Grade schoolers and teenagers alike have difficulty with subtraction. Sometimes these difficulties come from improper application of memorized rules, and sometimes they come from a lack of understanding of what subtraction actually means. So what makes this operation so tricky? Here are four common misconceptions that students have about subtraction:

**1) Only understanding subtraction as taking away **

When first learning subtraction, students are taught that to subtract means to take away. This association allows learners to make a tangible connection. For example, the expression 9 – 3 can be modeled by the following scenario: if you have 9 pretzels, and you take away 3 pretzels, you are left with 6 pretzels.

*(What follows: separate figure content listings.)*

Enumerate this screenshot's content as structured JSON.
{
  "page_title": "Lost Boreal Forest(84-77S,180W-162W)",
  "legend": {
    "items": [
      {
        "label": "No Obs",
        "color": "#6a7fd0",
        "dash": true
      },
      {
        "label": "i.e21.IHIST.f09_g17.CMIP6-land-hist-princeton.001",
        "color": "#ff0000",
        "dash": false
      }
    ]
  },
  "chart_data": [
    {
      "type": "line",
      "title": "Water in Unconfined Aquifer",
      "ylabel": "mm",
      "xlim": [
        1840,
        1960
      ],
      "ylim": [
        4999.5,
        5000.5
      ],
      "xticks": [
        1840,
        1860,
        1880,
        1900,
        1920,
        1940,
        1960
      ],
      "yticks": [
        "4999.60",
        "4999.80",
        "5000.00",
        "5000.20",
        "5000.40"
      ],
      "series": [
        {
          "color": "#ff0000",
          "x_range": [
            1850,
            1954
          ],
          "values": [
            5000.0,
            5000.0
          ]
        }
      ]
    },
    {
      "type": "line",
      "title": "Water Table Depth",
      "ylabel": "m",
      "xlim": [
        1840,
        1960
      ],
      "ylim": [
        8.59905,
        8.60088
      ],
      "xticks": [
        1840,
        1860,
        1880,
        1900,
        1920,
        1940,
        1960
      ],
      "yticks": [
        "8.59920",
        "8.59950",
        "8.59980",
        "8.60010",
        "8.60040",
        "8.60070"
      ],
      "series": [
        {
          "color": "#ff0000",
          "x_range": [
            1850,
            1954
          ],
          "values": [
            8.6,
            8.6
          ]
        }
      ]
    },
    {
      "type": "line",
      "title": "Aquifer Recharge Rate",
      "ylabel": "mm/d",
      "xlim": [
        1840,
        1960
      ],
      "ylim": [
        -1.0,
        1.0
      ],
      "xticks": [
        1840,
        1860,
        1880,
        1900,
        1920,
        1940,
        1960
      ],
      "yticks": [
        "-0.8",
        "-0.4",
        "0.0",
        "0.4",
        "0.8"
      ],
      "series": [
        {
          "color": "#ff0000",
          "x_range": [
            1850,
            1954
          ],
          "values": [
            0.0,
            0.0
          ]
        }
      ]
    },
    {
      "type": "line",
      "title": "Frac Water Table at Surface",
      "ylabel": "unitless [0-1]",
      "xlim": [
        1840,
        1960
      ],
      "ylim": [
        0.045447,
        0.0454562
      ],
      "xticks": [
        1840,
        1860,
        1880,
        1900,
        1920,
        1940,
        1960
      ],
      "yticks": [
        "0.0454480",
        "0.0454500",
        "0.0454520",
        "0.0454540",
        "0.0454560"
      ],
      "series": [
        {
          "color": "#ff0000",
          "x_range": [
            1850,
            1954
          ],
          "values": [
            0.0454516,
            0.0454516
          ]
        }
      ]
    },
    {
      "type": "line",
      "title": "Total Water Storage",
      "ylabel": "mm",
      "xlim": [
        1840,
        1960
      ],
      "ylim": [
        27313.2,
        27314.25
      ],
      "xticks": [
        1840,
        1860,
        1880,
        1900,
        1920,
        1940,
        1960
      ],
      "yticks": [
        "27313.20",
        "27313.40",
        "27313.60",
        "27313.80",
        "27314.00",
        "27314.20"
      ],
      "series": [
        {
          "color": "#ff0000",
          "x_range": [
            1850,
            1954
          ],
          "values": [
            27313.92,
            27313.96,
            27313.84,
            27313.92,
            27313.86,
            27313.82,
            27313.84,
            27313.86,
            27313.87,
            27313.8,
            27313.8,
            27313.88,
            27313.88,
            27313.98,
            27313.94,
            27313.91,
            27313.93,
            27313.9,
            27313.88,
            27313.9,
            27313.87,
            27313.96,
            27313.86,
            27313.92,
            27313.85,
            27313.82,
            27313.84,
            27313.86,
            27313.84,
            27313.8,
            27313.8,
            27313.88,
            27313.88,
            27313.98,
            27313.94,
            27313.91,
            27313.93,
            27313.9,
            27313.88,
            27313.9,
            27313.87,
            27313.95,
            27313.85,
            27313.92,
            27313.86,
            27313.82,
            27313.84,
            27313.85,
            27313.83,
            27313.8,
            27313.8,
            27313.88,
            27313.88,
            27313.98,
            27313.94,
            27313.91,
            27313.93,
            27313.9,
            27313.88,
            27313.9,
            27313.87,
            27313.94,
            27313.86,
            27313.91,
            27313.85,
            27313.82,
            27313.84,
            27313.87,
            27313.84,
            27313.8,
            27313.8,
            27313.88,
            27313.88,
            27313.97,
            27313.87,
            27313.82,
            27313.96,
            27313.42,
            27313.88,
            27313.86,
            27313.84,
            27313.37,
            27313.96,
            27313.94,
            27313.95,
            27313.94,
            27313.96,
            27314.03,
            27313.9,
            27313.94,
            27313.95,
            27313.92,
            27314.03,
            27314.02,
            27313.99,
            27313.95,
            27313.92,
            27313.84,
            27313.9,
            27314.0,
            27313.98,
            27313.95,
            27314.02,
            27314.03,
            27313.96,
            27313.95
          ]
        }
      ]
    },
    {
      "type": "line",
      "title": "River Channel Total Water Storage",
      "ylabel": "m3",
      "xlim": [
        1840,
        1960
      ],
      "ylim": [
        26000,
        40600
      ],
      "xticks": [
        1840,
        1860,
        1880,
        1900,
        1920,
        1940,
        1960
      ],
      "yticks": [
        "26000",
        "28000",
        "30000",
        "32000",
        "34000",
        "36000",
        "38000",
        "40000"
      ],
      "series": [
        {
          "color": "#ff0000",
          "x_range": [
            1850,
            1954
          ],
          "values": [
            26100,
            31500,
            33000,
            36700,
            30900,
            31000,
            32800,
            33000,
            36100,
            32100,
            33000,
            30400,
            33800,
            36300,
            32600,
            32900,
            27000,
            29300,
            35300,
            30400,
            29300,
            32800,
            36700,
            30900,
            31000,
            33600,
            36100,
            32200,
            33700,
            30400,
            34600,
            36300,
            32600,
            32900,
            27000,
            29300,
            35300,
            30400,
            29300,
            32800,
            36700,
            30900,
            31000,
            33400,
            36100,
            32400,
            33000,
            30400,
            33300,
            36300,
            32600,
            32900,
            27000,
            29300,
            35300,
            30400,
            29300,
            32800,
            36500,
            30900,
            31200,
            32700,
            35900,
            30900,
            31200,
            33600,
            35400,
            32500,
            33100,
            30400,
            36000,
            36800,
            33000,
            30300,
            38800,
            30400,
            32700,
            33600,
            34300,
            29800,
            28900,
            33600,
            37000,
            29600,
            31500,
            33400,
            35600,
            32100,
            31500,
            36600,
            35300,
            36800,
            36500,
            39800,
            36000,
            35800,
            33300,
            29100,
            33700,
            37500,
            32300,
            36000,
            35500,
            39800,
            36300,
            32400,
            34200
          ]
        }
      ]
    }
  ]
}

Therefore, 9 minus 3 is 6.

This definition works fine when subtracting a smaller positive number from a larger positive number, but it may cause trouble when students run into problems such as 4 – 5 or, even worse, 0 – 10. How can you subtract something from nothing? It can be difficult for some students to comprehend that even though they can’t physically “take away” another object, they can continue counting into negative values to arrive at a solution. This confusion can be avoided by coupling the idea of subtraction as taking away with the understanding that when you subtract two numbers, you are actually finding the *difference* between those two numbers.

**2) Confusing “negative” and “minus”**

As described above, the concept of subtraction alone confuses many students. Once students begin studying algebra, they are encouraged to view subtraction as the inverse of addition. Now, the expression *a* – *b *is equivalent to *a* + (-*b*), meaning *a* plus the opposite of *b*. Upon seeing “–” in a numeric expression, a new dilemma arises for some: does the symbol mean “minus,” “negative,” or “the opposite of”?

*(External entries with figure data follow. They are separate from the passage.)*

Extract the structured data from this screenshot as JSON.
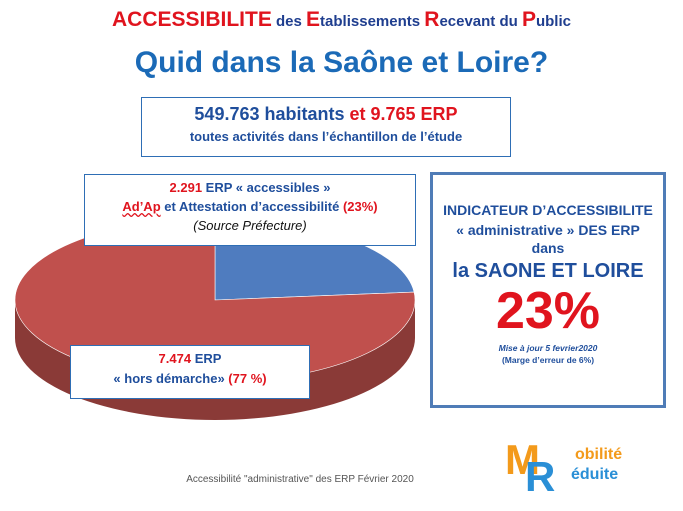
{
  "header": {
    "line1": {
      "w1_cap": "ACCESSIBILITE",
      "w2": " des ",
      "w3_cap": "E",
      "w3_rest": "tablissements ",
      "w4_cap": "R",
      "w4_rest": "ecevant du ",
      "w5_cap": "P",
      "w5_rest": "ublic"
    },
    "line2": "Quid dans la Saône et Loire?"
  },
  "stats_box": {
    "part1": "549.763 habitants ",
    "part2": "et 9.765 ERP",
    "line2": "toutes activités dans l’échantillon de l’étude"
  },
  "accessible_box": {
    "l1_red": "2.291",
    "l1_rest": " ERP « accessibles »",
    "l2_red": "Ad’Ap",
    "l2_mid": " et Attestation d’accessibilité ",
    "l2_pct": "(23%)",
    "l3": "(Source Préfecture)"
  },
  "hors_box": {
    "l1_red": "7.474",
    "l1_rest": "  ERP",
    "l2_main": "« hors démarche» ",
    "l2_pct": "(77 %)"
  },
  "indicator_box": {
    "l1": "INDICATEUR D’ACCESSIBILITE",
    "l2": "« administrative » DES ERP",
    "l3": "dans",
    "l4": "la SAONE ET LOIRE",
    "pct": "23%",
    "update": "Mise à  jour 5 fevrier2020",
    "margin": "(Marge d’erreur de 6%)"
  },
  "caption": "Accessibilité \"administrative\" des ERP Février 2020",
  "logo": {
    "m": "M",
    "r": "R",
    "t1": "obilité",
    "t2": "éduite"
  },
  "chart_data": {
    "type": "pie",
    "style": "3d",
    "slices": [
      {
        "label": "ERP « accessibles »",
        "value": 2291,
        "percent": 23,
        "color": "#4f7cbf"
      },
      {
        "label": "ERP « hors démarche»",
        "value": 7474,
        "percent": 77,
        "color": "#c0504d"
      }
    ],
    "start_angle_deg": -90,
    "direction": "clockwise"
  }
}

Consider the student who finds the sum of -4 and -6 incorrectly by stating -4 + -6 = 10. This could be interpreted as an improper application of the multiplication rule where “a negative and a negative equals a positive.” They fail to see that -4 + -6 is really just -4 – 6. Which leads us to another misconception…

**3) Subtracting negative numbers **

The sign of a number indicates the direction in which to move along a number line. “+*b*” means move *b* units to the right, whereas “-*b*” means move *b* units to the left. Confusion entails when *b* itself is a negative value. Take 5 – (-3), for example. Some students start on the number line at 5 but only process the sign in front of the 3, meaning they move 3 in the negative direction, resulting in 2.

Misconceptions involving subtraction of negative numbers are perpetuated when students rely on previously learned procedures to evaluate these sorts of expressions. Middle school students are sometimes taught to address subtracting a negative value using “keep, change, change,” meaning keep the sign of the first number the same, change the minus sign to a plus sign, and change the negative number to a positive number. While this shortcut is probably introduced by educators with good intentions, it does not provide the student with the conceptual knowledge to understand why subtracting a negative number results in a positive value.

**4) Assuming subtraction is commutative**

Since 5 + 4 and 4 + 5 both equal 9, it is understandable how students may assume that 10 – 25 and 25 – 10 are equivalent expressions. However, unlike its inverse operation, subtraction is NOT commutative. This misconception presents itself in secondary mathematics as well, when students start to write algebraic expressions from words. For example, it is all too common to see “5 less than 3*x*” written as 5 – 3*x*. Students correctly interpret “less than” to indicate subtraction, but do not realize that the 5 should be subtracted *from* 3*x* to produce the expression “5 less than 3*x*” and not the other way around.

These misconceptions can be overcome by ensuring that students have a solid mathematical understanding of subtraction in the early grades, so they do not have to rely on shortcuts or memorized algorithms later on.